Take a close look: “The Black Dahlia ™.” Does that mean the publisher is trying to trademark “The Black Dahlia?” Good luck with that.
I picked up a copy of the new graphic novel version of James Ellroy’s “The Black Dahlia,” and although I didn’t expect to like it, I ended up disliking it for entirely different reasons. Several pages had been posted online and it at least looked visually interesting, so I forced myself to read it. And this turned out to be quite a chore.
The book is credited to Ellroy, adapted by David Fincher – who was rumored for years to be directing a Black Dahlia movie — and Matz, and illustrated by Miles Hyman, with lettering by Deron Bennett. It is published by Archaia and lists for $29.99.
Presumably, most people are familiar with the outlines of Ellroy’s 1987 novel so I don’t need to repeat them here. But compressing and compacting the plot to the spare dimensions of a graphic novel exposes many weaknesses that aren’t apparent in the original book. (I will leave it to someone else to perform a side-by-side analysis of the book and the graphic novel).
Manslaughter did not carry the death penalty. This is ridiculous.
(Note: You can expect lots of non-PC language).
A key plot point is Proposition B, which would be a city bond measure put before city voters to raise money for the LAPD. Which is all well and good except the plot has it being supported by Ellis Loew, who is the Los Angeles COUNTY district attorney and has no sway over the city budget. City and county government are conflated all the way through the book and I won’t get into it here except to say that the district attorney did not have the authority over the LAPD as presented here.
As for accuracy, we have the medical examiner smoking a cigar while displaying a murder victim. Lovely.
And apparently – at least in the world of this graphic novel – bodies retain their skin tone after death even when they have been drained of blood. Even after several days – and no, I won’t be posting those frames. And it’s bizarre that mutilations in one scene have healed themselves pages later.

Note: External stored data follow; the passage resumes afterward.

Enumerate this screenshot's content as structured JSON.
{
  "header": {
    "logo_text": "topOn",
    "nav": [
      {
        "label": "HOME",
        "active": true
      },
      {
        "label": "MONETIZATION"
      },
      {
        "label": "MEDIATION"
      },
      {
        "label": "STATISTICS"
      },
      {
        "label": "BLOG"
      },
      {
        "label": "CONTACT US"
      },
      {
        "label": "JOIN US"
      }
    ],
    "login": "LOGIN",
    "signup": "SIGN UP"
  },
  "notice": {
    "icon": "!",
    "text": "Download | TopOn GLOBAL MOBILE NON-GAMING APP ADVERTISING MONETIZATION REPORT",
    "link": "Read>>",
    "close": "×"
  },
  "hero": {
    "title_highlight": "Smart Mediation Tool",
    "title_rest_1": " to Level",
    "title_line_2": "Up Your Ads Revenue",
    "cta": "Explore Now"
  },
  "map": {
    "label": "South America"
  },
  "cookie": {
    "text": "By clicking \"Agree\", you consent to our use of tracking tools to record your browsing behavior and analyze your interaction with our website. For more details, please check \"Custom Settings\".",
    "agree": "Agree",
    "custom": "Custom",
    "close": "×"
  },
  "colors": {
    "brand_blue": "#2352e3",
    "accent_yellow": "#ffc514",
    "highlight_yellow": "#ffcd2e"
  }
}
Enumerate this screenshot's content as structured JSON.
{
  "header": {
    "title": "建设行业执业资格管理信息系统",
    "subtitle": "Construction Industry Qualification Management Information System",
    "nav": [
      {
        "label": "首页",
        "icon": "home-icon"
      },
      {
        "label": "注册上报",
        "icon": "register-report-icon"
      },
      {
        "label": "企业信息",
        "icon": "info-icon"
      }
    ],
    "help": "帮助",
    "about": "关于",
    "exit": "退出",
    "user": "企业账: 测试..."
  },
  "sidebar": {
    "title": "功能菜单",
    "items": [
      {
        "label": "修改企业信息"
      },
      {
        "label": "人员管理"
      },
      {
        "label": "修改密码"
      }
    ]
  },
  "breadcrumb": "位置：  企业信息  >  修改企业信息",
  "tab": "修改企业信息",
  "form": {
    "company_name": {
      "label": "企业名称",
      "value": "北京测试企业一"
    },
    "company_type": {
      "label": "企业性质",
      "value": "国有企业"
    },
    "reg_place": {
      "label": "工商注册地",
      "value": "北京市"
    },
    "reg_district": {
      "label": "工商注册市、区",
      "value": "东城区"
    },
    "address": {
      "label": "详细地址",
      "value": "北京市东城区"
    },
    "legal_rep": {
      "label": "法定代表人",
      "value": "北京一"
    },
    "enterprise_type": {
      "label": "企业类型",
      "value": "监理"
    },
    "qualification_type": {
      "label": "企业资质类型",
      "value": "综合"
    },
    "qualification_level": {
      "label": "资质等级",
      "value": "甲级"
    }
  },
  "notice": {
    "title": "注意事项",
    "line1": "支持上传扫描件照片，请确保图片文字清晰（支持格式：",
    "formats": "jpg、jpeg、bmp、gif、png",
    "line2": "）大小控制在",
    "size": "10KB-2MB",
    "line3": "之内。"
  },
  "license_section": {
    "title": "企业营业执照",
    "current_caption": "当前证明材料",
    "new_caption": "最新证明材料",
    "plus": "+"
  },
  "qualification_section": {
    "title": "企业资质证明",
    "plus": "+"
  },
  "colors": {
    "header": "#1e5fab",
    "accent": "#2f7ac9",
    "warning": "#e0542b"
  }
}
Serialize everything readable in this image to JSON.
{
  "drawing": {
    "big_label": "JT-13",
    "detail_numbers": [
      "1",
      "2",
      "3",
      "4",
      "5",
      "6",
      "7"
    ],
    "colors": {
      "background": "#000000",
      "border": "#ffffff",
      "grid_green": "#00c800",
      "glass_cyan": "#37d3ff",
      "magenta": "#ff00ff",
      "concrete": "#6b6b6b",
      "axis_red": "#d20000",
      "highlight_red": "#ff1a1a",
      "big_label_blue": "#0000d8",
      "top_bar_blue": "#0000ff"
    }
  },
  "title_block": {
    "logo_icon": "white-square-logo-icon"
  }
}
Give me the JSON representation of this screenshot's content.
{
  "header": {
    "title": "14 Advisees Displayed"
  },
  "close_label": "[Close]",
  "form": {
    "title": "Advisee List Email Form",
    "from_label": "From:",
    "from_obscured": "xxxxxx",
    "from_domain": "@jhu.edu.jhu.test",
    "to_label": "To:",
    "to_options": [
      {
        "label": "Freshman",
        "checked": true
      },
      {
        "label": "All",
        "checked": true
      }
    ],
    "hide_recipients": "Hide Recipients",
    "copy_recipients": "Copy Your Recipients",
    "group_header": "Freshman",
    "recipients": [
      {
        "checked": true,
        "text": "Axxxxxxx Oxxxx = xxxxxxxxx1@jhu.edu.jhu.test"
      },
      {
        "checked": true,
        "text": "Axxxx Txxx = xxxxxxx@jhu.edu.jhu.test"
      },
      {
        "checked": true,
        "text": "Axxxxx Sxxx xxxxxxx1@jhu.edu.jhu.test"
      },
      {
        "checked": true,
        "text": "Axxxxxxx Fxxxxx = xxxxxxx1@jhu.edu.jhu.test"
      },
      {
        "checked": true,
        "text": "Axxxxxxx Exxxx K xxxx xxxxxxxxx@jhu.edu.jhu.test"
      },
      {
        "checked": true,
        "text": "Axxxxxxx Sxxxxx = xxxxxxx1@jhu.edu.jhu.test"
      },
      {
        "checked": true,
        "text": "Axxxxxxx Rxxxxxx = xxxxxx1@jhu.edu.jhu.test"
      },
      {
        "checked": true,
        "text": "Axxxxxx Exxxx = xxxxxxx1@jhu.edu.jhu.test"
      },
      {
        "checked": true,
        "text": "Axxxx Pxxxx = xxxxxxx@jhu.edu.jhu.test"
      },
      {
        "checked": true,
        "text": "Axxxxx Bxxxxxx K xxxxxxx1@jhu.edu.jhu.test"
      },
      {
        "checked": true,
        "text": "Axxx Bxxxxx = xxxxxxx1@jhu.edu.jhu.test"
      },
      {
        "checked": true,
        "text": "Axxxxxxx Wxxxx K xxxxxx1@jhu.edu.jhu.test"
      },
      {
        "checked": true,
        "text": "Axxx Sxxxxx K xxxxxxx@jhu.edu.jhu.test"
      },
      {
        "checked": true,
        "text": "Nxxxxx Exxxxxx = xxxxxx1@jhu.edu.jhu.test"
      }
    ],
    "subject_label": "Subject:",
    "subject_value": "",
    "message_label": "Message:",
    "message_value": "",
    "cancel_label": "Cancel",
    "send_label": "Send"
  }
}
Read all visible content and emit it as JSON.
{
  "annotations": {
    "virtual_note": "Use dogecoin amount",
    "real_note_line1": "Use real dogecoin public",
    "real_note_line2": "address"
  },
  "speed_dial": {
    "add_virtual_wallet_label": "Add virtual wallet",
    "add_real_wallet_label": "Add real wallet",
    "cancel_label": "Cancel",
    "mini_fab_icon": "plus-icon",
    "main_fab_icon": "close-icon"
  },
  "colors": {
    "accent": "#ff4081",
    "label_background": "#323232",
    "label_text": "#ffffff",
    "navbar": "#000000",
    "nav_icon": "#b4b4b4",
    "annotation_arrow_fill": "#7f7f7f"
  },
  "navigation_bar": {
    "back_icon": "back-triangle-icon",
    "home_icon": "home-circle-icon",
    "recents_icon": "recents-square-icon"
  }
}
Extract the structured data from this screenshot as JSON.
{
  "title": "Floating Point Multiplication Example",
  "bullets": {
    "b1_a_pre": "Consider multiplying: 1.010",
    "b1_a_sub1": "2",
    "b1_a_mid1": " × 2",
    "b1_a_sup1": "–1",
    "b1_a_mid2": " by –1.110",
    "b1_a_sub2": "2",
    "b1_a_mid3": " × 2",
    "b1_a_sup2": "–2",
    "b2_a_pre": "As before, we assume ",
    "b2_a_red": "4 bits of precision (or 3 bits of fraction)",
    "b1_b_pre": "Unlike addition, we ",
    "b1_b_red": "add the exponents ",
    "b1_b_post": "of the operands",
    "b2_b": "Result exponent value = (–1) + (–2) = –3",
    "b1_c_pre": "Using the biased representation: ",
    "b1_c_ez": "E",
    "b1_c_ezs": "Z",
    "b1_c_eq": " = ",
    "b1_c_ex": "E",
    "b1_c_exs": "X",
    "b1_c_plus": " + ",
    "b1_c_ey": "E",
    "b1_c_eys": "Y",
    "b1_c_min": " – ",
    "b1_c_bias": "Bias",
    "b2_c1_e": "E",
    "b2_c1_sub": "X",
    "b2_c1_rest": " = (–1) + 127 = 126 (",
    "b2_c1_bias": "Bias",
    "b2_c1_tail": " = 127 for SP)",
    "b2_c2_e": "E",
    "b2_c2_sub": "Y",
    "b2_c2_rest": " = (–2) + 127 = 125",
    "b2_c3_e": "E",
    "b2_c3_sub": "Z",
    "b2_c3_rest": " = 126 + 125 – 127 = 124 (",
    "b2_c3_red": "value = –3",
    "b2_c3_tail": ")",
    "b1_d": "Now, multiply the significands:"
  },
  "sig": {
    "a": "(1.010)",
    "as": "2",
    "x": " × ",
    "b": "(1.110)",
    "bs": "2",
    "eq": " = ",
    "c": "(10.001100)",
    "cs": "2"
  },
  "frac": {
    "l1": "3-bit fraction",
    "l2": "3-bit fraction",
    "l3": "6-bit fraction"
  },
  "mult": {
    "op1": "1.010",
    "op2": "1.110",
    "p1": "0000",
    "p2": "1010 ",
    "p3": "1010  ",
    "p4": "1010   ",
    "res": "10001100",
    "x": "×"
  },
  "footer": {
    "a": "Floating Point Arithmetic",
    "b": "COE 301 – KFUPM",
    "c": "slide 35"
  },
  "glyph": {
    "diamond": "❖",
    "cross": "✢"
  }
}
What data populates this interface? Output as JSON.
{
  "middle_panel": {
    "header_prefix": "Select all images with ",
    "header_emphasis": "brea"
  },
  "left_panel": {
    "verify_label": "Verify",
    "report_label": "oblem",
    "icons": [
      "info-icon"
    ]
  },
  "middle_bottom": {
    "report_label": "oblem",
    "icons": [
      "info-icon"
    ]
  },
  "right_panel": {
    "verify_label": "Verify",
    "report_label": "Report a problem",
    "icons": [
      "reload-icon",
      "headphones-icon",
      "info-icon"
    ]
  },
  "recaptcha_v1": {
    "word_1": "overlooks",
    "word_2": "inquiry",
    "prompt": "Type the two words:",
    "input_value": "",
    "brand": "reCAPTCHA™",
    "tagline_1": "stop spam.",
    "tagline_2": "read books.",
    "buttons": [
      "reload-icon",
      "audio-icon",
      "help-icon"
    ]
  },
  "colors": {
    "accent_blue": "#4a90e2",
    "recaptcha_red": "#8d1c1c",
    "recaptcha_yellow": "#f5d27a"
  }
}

One reason I was curious about the book was because I wondered whether there would be any clown paintings, like the ones in the ghastly Brian De Palma movie:
Alas, no clown paintings this time.
But even without the clown paintings, some of the artwork by Miles Hyman is stiff and clunky:
And then we have the cartoonish hands on Kay Lake. I mean really?
And the characters tend to look the same:
Seriously. Can you tell whether this woman is Kay Lake or Madeline Sprague?
And are they both the offspring of the noseless Lord Voldemort?
I could go on and on, but I think you get the idea. One final complaint:
Perhaps you’re thinking that I don’t like an airliner buzzing City Hall. And while that is a problem, those who know Los Angeles history will have a larger grievance:
What’s wrong with the Hall of Records and the Hall of Justice?
Here’s how downtown actually looked, courtesy of the DWP photo collection.
The photo has been flopped. Just like the whole book.